The advent of 3D printing technology is revolutionizing orthopedic reconstructive surgery [16, 17]. Based on the symmetry of the human skeleton, we can reverse the 3D images of the normal bone to the contralateral side in order to manufacture the anatomic prosthesis for the missing part [17]. Although this technology is now widely accessible and affordable, only few articles regarding the patient-specific 3D printing-based prosthesis have been published in medical journals to date [16]. The commonly used metal materials in the patient-specific prostheses include titanium, cobalt-chromium alloy, and stainless steel [18]. Titanium had been chosen in the present study because of the high biocompatibility, good mechanochemical properties, and light weight nature [19].

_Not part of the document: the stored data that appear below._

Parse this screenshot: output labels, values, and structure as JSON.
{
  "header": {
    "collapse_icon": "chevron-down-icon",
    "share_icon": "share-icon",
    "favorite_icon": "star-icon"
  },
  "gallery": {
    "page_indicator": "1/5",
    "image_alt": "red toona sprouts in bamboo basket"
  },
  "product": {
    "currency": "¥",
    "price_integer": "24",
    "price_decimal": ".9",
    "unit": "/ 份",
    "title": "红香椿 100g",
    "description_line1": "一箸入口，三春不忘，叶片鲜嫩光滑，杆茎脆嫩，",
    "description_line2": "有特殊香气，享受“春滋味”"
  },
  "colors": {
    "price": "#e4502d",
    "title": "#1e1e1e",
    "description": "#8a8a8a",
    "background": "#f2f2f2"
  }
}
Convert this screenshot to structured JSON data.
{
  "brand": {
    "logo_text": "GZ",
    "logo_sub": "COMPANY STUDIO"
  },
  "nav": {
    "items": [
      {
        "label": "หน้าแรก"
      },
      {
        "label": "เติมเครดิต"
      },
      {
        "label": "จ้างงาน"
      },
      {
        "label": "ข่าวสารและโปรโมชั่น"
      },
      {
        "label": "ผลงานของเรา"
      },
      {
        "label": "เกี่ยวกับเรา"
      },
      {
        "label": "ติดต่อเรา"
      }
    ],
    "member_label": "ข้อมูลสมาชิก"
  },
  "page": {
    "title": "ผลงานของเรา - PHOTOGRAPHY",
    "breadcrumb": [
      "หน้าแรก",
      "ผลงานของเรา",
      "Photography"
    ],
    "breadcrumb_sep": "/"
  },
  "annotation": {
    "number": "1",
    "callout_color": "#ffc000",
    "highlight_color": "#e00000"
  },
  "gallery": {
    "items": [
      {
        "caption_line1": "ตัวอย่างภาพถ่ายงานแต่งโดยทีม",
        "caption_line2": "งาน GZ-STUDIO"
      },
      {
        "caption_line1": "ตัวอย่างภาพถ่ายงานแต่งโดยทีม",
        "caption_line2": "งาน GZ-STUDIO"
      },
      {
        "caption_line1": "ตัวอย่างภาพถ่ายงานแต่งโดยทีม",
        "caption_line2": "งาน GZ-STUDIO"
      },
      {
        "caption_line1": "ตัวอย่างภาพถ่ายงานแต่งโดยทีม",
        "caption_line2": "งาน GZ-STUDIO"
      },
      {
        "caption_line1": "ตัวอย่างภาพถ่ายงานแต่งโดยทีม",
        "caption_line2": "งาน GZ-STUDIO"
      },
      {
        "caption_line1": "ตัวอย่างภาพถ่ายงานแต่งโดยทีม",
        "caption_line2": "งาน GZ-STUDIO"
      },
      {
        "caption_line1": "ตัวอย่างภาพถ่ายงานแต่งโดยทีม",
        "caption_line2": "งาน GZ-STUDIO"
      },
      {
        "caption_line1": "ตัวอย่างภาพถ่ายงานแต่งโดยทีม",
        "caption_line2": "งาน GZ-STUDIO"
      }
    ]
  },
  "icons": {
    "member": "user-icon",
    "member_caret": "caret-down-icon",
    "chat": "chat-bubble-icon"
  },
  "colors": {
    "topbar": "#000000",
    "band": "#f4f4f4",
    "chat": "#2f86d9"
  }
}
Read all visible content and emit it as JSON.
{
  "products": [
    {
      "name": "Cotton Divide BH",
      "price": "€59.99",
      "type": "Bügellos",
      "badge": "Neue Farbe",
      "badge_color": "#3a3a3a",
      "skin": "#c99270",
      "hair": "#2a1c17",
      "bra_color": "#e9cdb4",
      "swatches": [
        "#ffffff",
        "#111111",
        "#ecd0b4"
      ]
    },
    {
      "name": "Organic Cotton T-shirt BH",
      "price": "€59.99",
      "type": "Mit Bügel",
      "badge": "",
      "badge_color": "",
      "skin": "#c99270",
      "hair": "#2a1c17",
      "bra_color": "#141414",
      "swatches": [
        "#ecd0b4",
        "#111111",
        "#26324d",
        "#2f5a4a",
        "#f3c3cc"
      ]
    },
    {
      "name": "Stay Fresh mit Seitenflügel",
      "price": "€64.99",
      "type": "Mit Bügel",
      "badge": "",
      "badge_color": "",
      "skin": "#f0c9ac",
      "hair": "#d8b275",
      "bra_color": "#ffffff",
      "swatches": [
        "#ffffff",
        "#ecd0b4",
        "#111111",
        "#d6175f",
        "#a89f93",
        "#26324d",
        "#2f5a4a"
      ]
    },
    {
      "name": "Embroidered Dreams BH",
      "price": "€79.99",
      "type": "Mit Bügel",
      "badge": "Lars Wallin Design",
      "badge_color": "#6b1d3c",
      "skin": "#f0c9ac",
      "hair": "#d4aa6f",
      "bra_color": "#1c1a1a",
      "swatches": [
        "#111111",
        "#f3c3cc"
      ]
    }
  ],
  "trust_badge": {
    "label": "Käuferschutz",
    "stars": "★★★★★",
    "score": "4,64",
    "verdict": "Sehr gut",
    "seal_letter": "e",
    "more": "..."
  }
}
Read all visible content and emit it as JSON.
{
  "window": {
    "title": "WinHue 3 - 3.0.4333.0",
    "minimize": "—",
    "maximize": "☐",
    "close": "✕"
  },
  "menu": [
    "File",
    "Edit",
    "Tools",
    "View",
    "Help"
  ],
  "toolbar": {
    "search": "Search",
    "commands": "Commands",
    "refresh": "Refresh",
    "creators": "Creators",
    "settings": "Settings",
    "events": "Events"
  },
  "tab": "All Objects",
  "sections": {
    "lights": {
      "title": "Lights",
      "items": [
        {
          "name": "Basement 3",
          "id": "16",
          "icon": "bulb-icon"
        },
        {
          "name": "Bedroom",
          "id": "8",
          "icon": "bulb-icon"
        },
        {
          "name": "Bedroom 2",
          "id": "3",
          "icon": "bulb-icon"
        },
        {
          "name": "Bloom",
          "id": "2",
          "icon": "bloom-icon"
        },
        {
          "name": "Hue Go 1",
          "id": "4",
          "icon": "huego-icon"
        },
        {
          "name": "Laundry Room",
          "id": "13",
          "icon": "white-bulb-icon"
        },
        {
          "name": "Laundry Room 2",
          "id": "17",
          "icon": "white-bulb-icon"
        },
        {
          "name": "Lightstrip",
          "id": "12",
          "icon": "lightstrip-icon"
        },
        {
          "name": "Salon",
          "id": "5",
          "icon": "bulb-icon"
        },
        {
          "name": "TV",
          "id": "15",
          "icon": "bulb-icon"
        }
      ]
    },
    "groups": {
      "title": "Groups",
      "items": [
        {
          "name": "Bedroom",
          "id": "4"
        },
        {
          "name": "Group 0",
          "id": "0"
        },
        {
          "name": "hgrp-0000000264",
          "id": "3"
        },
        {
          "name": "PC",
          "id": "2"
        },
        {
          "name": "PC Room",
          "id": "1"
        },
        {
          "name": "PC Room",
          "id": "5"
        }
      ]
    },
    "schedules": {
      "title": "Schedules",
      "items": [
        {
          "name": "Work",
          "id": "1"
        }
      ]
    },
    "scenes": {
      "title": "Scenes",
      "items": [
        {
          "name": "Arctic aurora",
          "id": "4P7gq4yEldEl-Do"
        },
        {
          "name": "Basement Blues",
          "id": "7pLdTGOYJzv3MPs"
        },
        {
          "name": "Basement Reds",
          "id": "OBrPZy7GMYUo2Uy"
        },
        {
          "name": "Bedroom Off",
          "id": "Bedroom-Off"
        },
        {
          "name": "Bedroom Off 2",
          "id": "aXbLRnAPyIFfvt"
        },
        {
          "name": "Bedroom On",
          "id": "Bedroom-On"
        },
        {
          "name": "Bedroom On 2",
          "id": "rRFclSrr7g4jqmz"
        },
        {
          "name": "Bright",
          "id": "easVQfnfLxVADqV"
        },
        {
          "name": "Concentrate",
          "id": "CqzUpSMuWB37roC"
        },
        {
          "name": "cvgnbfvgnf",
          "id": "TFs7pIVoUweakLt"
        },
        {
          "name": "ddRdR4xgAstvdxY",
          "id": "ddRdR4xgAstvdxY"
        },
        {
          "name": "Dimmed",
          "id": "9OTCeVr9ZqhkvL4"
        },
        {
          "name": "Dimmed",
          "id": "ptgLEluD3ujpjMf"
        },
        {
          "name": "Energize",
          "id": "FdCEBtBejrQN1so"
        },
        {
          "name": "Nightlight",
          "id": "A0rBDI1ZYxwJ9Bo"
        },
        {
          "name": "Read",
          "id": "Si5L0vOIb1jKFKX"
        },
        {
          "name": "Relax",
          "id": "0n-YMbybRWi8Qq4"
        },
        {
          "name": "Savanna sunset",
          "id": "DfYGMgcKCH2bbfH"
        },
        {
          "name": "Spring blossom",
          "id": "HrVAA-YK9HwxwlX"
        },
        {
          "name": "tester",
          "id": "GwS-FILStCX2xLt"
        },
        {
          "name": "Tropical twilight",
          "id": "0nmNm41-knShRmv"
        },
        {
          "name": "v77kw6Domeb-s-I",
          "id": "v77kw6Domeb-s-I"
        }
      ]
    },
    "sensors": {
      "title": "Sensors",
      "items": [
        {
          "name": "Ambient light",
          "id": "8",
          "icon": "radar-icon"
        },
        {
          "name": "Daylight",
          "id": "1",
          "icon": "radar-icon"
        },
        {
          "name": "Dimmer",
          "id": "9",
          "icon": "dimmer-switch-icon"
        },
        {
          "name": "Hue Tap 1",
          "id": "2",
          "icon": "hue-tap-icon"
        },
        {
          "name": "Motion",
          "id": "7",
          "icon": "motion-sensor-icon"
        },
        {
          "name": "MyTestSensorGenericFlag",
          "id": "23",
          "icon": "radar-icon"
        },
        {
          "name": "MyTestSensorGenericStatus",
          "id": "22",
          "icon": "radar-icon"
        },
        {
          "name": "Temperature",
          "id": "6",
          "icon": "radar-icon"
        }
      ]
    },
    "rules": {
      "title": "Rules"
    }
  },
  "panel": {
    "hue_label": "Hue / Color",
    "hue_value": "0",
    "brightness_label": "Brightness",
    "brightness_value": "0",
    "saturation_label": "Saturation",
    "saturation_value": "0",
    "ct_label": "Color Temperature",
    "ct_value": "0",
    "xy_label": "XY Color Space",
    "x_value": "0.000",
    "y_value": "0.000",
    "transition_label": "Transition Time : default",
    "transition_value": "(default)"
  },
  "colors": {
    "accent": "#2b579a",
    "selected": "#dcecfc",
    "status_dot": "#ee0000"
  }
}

In conclusion, a patient-matched metacarpal titanium prosthesis appears to provide satisfactory functional outcome and aesthetic appearance. This could be a valid alternative for the treatment of the entire first metacarpal bone loss following the en bloc resection. Although the follow-up period is not sufficiently long enough to commit to longevity and retention of function, this reconstructive technique has the benefit of avoiding the donor-site complications and sparing the autogenous bone graft for the revision options.

Ethical Approval

Approval was given by the institutional review board (IRB).

Conflicts of Interest

The authors declare that there are no conflicts of interest.


The authors thank Michele D. Spring, MD of Armed Forces Research Institute of Medical Sciences, for editorial assistance.